Gazze’de yaşayanların yarısından fazlası, bugün İsrail olan bölgeye 10-12 mil uzakta yaşayan Filistinlilerden geriye kalanlardan ya da onların torunlarından oluşan aileler. Bu nedenle, İsraillilerin teröristlerin İsrail’e roket ateşlediklerini duyduğunuzda Gazze’deki Filistinliler birçok durumda, “Torunum şehrime roket atıyor, çünkü 1948’den önce o alanlar Filistinlilerin malıydı” diyebilir.

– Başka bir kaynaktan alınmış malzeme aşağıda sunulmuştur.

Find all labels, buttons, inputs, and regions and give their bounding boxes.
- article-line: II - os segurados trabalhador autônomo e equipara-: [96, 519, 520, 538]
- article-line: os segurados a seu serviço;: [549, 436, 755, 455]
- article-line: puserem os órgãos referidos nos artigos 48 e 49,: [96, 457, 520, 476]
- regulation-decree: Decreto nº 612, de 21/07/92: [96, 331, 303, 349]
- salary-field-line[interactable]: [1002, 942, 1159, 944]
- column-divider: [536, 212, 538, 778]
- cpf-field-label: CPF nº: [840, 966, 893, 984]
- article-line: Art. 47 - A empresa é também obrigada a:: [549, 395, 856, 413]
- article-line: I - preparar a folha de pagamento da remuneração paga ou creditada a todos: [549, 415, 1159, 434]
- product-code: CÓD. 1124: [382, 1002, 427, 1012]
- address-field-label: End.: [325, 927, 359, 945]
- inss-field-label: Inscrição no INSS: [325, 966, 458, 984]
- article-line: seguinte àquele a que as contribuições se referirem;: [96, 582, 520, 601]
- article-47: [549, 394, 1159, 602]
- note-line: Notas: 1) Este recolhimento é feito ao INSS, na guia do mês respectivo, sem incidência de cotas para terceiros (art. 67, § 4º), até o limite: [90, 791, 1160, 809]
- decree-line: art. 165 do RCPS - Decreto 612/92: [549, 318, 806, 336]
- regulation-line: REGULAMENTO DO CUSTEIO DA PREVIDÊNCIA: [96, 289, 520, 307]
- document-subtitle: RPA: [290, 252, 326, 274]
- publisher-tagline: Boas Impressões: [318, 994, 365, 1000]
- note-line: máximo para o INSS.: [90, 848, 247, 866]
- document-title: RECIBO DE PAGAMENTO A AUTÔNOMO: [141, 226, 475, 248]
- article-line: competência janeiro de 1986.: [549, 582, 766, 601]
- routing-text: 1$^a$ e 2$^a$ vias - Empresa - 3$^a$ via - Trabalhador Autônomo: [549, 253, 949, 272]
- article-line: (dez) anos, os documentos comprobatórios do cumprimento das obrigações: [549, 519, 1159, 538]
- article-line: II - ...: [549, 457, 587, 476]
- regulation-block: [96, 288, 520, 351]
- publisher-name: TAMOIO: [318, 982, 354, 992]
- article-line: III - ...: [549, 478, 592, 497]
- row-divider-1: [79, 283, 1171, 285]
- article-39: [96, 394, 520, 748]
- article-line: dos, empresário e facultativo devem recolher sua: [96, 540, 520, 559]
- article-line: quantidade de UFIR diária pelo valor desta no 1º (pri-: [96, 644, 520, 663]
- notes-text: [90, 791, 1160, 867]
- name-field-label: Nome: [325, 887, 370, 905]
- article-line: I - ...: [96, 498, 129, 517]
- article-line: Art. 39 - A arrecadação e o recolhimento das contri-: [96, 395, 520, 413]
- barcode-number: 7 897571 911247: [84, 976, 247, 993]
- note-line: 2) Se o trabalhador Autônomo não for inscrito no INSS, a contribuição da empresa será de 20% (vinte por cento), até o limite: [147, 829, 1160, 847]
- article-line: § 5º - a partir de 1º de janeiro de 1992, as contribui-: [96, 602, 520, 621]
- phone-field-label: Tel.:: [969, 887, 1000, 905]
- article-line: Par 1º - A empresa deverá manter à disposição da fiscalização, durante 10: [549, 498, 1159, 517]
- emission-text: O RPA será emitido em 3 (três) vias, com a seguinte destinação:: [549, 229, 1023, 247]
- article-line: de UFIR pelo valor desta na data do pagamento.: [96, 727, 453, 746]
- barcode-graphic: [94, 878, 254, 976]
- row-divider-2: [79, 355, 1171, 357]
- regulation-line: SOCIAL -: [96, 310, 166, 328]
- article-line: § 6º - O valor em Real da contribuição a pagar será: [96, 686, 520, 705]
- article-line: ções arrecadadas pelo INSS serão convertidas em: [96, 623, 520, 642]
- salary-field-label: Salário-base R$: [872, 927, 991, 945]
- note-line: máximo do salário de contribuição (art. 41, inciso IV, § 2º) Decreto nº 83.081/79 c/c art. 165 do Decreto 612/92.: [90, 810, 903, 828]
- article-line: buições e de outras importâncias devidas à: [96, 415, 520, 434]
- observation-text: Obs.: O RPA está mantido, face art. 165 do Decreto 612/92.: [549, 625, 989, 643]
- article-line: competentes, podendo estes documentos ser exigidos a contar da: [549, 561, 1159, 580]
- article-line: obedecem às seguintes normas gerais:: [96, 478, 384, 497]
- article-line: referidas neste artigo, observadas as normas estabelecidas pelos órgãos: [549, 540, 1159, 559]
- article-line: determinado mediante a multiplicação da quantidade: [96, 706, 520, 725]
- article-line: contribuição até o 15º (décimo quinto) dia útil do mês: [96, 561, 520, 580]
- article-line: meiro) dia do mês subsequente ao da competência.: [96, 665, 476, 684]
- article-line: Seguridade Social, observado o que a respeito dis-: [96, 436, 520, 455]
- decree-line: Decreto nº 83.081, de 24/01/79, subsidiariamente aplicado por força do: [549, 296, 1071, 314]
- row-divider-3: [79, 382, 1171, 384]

Stefan Christoff: Gazze’deki son savaştaki medya yayınlarına dair algılamalarınızdan bahsedebilir misiniz?
Robert Fisk: Burada olan iki şey var. Birincisi, uluslararası basın kendi aşağılanmasına izin verdi: İsrail basına Gazze’ye gidemeyeceklerini söyledi ve onlar da gerçekten denemediler, bu nedenle basın Gazze dışında oturdu ve iki mil uzaktan ahkâm kesti. İsrail uluslararası basını Gazze’nin dışında tutmak istedi ve tuttu, olan bu.
Başlıca Batılı medya kuruluşlarından hiçbirinin savaş başladığında orada olmak üzere Gazze’de muhabirinin bulunmadığına dikkat etmek öğretici. Şüphesiz, Gazze’ye yerleşmiş bir BBC muhabirinin kaçırılmasından sonra uluslararası haber ajanslarının buraya muhabir yerleştirmek konusunda çekingen olması şaşırtıcı değil. Bununla birlikte, bugün pek bahsedilmediği biçimde BBC muhabirini Hamas hükümetinin serbest bıraktırdığına dikkat etmek de öğretici.
“Muhabirler kendi hikâyelerini anlattılar”
Stefan Christoff: Durum böyle olunca, Gazze’de kalan muhabirlerin Batılı medya üzerinde ne türden yaygın etkileri oldu?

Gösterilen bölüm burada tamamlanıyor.